Al otro lado del escenario

Suenan atronadores los aplausos al final de la actuación y no puedo evitar acordarme de aquellos otros, más moderados, en mi primera interpretación ante mis compañeros de clase.

Andaban impacientes a principio de curso nuestras palmas de las manos, aún reminiscentes de las carantoñas de “Doña Tecla”, aquella estirada y pizpireta regla que manejaba con brío Don Tomás para encauzar la conducta y educación de sus alumnos de EGB. Pero por sorpresa, el director del colegio nos contó que la pintoresca pareja se había jubilado y manos, orejas e incluso traseros respiraron aliviados. A su lado, tu rostro se mostraba sonriente en espera de ser presentado.

No tardaste en encandilarnos con tu gracejo y desparpajo gaditano, tan disonante del crudo clima castellano. En poco tiempo conseguiste que volara nuestra imaginación, que coronáramos cerros que se nos antojaban cimas en improvisadas excursiones en las clases de Naturaleza. O leyendo un libro de aventuras tumbados en la hierba del parque. Y de repente un día, nos hablaste del teatro…

Continúa la ovación y me recuerdo ataviado de Quico, el príncipe destronado, impostando la voz y disimulando de rodillas mi elevada estatura, evitando a su vez sacar dos cabezas al resto de personajes. Cierro los ojos y aún percibo sus risas y posteriores elogios al terminar la escena.
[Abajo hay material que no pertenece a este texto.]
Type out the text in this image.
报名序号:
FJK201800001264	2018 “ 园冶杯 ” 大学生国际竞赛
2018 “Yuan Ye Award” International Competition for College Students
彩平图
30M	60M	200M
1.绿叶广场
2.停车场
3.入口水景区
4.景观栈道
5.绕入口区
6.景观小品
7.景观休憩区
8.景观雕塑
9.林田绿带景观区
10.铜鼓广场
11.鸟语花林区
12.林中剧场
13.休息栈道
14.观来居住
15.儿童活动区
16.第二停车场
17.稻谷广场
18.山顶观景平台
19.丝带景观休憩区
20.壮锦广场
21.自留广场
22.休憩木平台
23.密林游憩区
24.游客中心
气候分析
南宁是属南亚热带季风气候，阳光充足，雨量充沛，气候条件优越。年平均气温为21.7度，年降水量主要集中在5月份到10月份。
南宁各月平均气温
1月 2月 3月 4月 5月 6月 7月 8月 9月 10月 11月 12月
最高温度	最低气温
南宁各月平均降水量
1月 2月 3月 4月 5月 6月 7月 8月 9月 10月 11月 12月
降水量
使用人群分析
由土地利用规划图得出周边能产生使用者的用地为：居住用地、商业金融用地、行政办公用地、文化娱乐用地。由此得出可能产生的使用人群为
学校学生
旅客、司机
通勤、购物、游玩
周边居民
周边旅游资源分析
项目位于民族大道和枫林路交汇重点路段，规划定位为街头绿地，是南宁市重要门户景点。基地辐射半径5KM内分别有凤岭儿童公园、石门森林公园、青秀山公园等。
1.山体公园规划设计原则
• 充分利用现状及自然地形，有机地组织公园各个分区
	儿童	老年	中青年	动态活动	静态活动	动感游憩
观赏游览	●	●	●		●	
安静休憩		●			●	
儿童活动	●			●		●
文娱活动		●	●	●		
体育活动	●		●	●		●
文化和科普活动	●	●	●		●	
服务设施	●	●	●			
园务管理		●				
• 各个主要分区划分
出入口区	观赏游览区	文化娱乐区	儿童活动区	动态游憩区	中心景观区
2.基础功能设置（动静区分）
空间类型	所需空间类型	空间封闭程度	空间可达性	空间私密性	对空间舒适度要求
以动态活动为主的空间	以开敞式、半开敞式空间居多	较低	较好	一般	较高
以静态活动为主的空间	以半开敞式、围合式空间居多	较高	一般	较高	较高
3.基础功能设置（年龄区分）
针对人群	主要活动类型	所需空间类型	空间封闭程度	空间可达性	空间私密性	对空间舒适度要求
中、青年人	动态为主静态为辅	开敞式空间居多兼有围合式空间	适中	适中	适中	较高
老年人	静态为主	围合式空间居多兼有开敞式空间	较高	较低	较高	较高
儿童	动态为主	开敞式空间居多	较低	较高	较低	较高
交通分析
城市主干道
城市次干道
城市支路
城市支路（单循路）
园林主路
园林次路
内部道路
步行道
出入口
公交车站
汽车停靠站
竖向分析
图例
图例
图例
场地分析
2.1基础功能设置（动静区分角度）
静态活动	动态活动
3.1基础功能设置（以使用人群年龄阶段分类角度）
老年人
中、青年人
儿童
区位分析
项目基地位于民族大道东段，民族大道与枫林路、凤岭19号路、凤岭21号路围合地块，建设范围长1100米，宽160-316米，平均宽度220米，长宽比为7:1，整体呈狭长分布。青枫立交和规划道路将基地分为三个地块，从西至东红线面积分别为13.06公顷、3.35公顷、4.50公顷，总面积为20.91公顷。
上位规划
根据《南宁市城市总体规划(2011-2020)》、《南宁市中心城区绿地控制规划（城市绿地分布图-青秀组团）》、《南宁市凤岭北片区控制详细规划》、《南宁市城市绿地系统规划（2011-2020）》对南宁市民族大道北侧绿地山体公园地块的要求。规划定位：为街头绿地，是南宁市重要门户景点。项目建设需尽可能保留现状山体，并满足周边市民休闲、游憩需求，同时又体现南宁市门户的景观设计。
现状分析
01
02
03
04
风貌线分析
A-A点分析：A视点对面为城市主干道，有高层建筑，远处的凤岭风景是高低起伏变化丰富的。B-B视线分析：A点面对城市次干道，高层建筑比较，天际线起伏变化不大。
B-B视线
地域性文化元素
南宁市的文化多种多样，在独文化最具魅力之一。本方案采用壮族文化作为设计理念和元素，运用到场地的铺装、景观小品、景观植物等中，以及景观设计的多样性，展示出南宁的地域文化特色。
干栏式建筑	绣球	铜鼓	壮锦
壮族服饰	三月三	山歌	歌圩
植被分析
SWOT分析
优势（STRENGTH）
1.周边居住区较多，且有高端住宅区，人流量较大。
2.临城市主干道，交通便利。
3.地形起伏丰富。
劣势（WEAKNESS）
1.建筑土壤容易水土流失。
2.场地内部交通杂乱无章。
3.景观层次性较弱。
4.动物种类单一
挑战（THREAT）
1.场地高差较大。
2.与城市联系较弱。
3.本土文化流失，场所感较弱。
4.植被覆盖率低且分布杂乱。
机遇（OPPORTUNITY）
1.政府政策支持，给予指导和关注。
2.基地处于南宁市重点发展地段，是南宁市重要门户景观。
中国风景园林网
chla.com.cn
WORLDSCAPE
El niño devino en el pretendiente Petruchio, de bigote incipiente, que a fuerza de ensayos y ejercitar la memoria logró conquistar a la fierecilla domada. Los nervios tras bastidores se tornaron en incredulidad y desaliento, cuando no acudiste al estreno de la función de fin de curso.

No regresarías, ni en séptimo ni en octavo. Quedaría tu huella marcada con tiza invisible en la pizarra, con una fecha que siempre acudiría a mi memoria con su acento afrancesado, mille neuf cent quatre-vingt cinq.

Se cierra el telón y en íntimo silencio agarro tu mano, en una caricia que rezuma reconocimiento y orgullo. El caprichoso destino, en su faz dichosa, propuso años después que se cruzaran nuestros caminos.

Aún queda vivo el amor que me transmitiste por el teatro, aunque quedaran añorantes mis pies al otro lado del escenario.